The Trial of 'Bill Burn,' Under Martin's ActFrom an original Picture by P. Mathews. 'Bill's Donkey Then Was Brought Into Court, Who Caused of Course a Deal of Sport; He Cocked His Ears and Op'd His Jaws, As Tho' He Meant to Plead His Cause.'
Ackermann & Co., London dirext. Published by P. Mathews, Stourbridge. [1838.
Hand-coloured aquatint. 490 x 595mm (19¼ x 23½"), in contemporary veneered frame. Accompanied by contemporary explanatory text. Trimmed to plate, unexamined out of frame, frame knocked.

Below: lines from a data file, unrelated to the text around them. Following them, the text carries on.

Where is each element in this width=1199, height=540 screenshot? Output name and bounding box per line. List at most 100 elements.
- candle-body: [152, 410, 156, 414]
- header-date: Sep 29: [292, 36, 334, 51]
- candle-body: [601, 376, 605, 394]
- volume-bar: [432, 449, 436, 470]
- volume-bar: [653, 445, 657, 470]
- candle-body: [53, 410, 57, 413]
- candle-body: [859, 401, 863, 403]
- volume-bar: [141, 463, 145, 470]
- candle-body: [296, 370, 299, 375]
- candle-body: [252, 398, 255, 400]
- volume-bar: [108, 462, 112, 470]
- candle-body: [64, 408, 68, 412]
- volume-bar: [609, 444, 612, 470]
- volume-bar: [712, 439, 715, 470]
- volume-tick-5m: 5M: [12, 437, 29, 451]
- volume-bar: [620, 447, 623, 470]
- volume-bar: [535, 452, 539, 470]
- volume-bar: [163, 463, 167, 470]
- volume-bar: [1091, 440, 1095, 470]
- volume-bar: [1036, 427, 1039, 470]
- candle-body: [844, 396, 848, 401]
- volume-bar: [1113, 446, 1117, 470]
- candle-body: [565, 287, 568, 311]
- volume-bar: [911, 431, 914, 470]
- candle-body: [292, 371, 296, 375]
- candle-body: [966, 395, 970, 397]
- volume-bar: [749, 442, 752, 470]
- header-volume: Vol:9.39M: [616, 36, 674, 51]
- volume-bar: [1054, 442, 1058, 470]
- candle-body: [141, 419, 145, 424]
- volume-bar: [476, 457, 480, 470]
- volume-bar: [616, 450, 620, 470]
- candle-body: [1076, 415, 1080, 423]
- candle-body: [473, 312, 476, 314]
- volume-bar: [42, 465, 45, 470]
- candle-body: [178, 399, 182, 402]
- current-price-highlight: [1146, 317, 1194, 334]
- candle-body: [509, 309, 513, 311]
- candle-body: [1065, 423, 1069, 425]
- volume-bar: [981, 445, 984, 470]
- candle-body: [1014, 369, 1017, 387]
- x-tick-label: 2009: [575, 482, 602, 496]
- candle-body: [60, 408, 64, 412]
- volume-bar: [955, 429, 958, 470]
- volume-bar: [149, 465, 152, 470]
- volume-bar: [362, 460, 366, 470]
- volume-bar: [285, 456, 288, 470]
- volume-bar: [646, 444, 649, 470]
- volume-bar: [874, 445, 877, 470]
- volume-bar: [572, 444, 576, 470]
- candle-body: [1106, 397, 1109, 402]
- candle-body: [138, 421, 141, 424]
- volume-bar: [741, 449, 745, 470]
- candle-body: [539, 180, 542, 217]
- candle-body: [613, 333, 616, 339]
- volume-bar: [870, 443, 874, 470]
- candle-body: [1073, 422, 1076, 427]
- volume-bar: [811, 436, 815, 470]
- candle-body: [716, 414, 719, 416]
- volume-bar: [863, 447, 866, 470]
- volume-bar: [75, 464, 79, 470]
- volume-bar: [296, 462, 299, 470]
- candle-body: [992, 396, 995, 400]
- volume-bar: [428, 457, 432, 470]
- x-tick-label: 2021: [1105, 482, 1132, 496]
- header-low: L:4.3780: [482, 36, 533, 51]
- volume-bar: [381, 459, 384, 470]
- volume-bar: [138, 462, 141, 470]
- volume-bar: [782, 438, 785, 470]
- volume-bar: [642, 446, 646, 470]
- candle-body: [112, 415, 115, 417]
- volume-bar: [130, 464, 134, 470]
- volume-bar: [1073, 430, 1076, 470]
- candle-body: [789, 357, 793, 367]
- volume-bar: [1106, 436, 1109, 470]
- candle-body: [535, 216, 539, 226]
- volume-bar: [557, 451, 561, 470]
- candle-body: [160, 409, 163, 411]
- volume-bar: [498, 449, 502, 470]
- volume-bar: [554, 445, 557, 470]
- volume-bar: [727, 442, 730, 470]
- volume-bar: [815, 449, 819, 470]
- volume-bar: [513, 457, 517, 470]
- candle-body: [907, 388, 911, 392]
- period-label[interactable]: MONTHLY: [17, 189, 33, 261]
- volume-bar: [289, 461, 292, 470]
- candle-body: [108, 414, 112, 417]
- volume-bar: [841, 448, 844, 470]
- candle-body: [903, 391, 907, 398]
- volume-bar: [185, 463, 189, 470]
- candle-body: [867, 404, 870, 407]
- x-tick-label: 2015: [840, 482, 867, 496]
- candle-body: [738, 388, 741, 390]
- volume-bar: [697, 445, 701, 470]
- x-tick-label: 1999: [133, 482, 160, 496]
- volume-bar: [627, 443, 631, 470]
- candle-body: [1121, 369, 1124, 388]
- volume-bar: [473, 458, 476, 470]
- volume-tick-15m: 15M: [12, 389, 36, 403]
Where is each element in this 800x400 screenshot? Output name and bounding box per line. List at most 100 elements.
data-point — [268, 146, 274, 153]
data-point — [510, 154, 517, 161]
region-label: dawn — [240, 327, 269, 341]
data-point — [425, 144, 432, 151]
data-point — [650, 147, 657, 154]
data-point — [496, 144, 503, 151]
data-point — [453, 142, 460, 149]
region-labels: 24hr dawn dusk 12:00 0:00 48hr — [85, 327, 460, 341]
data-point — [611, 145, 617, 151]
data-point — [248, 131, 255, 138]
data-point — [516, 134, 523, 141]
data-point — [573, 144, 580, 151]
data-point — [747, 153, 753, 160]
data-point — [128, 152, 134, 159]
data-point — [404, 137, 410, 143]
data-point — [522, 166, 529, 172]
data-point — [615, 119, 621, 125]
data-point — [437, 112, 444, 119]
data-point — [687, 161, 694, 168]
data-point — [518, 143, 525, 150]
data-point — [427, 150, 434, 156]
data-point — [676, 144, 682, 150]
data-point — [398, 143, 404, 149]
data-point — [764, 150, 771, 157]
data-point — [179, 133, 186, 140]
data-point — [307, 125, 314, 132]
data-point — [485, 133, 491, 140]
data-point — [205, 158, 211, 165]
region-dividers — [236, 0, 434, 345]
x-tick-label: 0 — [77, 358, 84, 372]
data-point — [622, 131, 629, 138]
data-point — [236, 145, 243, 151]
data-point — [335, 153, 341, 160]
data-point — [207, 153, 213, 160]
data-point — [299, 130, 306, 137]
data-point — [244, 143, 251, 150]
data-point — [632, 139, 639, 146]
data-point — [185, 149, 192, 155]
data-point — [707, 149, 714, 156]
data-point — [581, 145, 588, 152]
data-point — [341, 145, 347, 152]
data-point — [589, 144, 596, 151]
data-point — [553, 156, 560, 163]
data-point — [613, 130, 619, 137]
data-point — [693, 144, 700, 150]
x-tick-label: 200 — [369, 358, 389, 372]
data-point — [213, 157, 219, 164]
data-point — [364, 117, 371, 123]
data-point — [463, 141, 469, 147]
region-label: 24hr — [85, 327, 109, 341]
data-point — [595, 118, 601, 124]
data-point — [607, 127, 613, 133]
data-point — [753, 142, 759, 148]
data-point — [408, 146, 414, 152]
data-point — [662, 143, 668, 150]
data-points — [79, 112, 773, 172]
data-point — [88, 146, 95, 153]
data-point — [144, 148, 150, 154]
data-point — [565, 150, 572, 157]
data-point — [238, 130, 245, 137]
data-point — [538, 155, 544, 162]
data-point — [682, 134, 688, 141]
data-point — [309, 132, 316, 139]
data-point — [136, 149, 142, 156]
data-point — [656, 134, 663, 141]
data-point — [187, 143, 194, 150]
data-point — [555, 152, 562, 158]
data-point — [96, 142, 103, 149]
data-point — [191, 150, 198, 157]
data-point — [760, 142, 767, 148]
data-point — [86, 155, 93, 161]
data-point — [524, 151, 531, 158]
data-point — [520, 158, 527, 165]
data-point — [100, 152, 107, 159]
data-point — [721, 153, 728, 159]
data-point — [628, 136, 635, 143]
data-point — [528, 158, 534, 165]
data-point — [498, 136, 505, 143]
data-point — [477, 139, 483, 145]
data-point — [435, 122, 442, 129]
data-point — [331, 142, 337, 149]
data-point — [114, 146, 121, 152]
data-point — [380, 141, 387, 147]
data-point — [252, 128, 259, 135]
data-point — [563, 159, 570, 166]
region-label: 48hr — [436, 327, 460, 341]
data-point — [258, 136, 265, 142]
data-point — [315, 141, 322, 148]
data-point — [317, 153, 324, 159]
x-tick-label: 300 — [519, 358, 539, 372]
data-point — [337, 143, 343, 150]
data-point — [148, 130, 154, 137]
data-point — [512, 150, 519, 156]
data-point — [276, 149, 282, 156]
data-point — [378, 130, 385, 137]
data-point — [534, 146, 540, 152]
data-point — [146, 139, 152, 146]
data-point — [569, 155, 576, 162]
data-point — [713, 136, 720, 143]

The first prosecution under the 1822 Martin's Act, entitled "Ill Treatment of Cattle Bill", designed to prevent cruelty to animals. As such it was the first known prosecution for animal cruelty in the world. The prosecution of Bill Burn, at the Old Bailey, was brought by Colonel Richard Martin, [1754-1834], MP for Galway, and animal rights activist, the charge being one of cruelty after Burns was found beating his donkey. When it appeared that the Magistrates of the Court were not going to convict, Martin brought the poor animal into the Courtroom so that everyone could see its wounds, leaving the magistrates no choice but to find Burn guilty and fine him. On the floor is a dog-eared copy of Martin's act; under the large clock is a notice 'First Offence! Public Notice. Whereas P. Mathews having been convicted [of] stealing material from a comic song and murdering the subject, craves the pardon of the critics of Hagley Bazaar, Aug. 1838'. The comic song is reproduced on the text sheet.